Para o economista, os 40 milhões que devem receber o benefício em uma segunda rodada, como prevê o governo, estão bem acima do número de desempregados

Foto do author Murilo Rodrigues Alves
Por Idiana Tomazelli e Murilo Rodrigues Alves
Atualização:

BRASÍLIA - O economista Ricardo Paes de Barros, pesquisador do Insper e um dos maiores especialistas do País em políticas sociais, critica o desenho "essencialmente cego" do auxílio emergencial atual e destaca que a previsão do governo, de beneficiar ao menos 40 milhões de pessoas nesta segunda rodada, está muito acima do número atual de desempregados. "Se tiver um campeonato de programa mal desenhado, o auxílio emergencial ganha disparado", critica.
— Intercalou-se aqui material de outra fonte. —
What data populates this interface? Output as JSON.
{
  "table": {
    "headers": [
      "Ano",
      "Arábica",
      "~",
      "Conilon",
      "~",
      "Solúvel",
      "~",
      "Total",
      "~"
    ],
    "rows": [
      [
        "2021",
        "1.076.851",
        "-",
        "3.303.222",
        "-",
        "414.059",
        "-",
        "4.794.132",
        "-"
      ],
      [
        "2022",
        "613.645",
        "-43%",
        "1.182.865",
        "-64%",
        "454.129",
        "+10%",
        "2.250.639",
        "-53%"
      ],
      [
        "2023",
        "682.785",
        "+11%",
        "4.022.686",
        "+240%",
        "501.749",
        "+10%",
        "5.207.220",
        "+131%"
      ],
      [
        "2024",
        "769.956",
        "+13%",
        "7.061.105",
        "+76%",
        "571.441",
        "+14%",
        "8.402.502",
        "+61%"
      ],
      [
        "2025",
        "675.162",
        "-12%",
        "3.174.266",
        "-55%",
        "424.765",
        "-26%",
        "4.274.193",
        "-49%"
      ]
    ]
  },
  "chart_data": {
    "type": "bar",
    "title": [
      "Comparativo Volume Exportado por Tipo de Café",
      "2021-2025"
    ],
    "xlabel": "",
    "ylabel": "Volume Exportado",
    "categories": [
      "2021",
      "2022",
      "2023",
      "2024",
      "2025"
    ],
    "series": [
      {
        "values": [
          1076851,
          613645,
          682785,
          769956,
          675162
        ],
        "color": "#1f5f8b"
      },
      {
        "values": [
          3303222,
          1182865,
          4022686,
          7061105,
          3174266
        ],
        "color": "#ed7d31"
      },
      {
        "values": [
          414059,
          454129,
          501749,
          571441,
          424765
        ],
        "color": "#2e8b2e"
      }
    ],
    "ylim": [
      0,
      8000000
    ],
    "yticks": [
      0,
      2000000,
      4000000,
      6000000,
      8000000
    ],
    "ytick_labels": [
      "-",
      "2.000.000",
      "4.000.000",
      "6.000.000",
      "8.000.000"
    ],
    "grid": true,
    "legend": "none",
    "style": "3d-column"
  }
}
Para ele, é preciso rever a lógica dos gastos mínimos com saúde e educação para dar maior flexibilidade na aplicação dos recursos. Antes de definir um orçamento fixo, o especialista defende primeiro estabelecer um plano plurianual de despesas, com objetivos claros, e só então criar um fundo nacional com dinheiro para bancá-las.

Confira os principais trechos da entrevista.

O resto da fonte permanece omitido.